Description: Google Arts & Culture is about exploring various cultures, people, and places influential in shaping the world we know today. Though the app has been around since 2016, it gained popularity, most recently, due to an update that allowed users to take selfies which Google would then attempt to match with art pieces from museums around the globe. Aside from the fun selfie feature (which, right now, is only available in the U.S.), users are able to virtually explore museums and spaces around the world, search for artists and collections, and read inspiring stories of current people impacting their communities today.
What do parents need to know about the Google Arts & Culture App?
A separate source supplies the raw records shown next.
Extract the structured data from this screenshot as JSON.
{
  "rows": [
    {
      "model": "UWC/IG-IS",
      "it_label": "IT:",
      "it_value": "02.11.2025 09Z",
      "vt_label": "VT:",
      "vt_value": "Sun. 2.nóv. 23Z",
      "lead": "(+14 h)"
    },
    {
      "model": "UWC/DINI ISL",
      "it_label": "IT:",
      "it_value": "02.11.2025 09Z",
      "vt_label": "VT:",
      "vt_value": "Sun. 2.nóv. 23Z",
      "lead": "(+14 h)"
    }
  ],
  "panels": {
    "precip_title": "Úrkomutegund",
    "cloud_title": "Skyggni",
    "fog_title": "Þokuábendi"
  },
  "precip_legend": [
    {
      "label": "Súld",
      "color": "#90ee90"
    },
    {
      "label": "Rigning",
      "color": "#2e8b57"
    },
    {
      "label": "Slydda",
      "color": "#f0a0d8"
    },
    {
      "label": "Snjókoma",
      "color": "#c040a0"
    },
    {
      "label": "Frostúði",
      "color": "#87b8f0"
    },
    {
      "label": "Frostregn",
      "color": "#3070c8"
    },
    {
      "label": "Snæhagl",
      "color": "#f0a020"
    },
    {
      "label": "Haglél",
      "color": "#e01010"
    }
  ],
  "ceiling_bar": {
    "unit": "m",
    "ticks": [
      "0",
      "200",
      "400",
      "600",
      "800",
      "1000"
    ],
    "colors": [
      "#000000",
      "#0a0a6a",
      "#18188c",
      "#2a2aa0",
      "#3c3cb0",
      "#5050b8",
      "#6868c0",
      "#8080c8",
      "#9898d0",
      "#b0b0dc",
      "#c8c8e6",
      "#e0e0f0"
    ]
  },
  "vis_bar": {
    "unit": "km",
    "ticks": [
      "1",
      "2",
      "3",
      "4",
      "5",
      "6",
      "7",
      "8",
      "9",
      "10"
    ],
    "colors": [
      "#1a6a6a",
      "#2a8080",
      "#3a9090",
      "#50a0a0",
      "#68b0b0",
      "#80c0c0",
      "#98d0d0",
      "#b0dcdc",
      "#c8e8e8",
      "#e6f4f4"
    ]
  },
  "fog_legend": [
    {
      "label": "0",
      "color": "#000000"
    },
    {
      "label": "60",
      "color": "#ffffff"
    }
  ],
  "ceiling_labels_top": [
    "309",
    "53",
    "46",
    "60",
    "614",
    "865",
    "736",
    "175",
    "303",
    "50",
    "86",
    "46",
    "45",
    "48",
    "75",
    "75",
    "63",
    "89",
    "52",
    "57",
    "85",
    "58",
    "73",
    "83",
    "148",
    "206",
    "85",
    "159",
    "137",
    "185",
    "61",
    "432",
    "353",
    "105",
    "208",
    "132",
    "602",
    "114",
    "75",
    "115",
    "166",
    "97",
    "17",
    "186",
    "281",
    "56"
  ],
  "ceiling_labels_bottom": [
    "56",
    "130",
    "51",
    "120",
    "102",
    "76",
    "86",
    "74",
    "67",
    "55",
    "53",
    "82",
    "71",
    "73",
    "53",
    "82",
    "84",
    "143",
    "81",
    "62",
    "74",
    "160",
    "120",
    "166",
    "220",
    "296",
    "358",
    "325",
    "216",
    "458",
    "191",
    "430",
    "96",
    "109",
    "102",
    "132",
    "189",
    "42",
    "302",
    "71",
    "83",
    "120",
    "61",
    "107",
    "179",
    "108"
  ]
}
The app makes learning a little more fun. With VR growing in popularity, the idea of being able to “step into” spaces from around the world with an app is exciting and interesting. It provides a sense of adventure and education to the user but costs much less than traveling there in person.
Geo access is necessary to use one of the features. The “Nearby” feature exists for users to be able to find museums and cultural events near them. The app can make recommendations to users when the location is turned on.
The app has faced criticism for being racist. With people from many different ethnic backgrounds, some have expressed disappointment that the app doesn’t show much support of their history. A reviewer from Mashable stated, “It doesn’t work very well for people of color and includes few artists from Latin America or places outside of Europe. So, if you’re Mexican-American, like me, and you’re looking to have some fun with the app… well, good luck!”
Art and expression can sometimes show a provocative side to life. While many of the photos, art pieces, and stories in the app wouldn’t be offensive or shocking to some, because it’s art, parents just need to be aware of some tasteful nudity.
Google Arts & Culture bottom line – is it safe for my kid?
Knowing your kid’s maturity level is key. There are some pretty cool aspects we really like about this app; users can “explore” the world of art in a fun way. But, with most good things, there can be risk too. Exposure to some of the content or material for some twelve-year olds might be a bit too much.
If you choose to let your child use this app, plan to have continued conversation about the art they’re viewing and things they’re reading in order to offer a framework for thinking and analyzing this information in a healthy and positive way.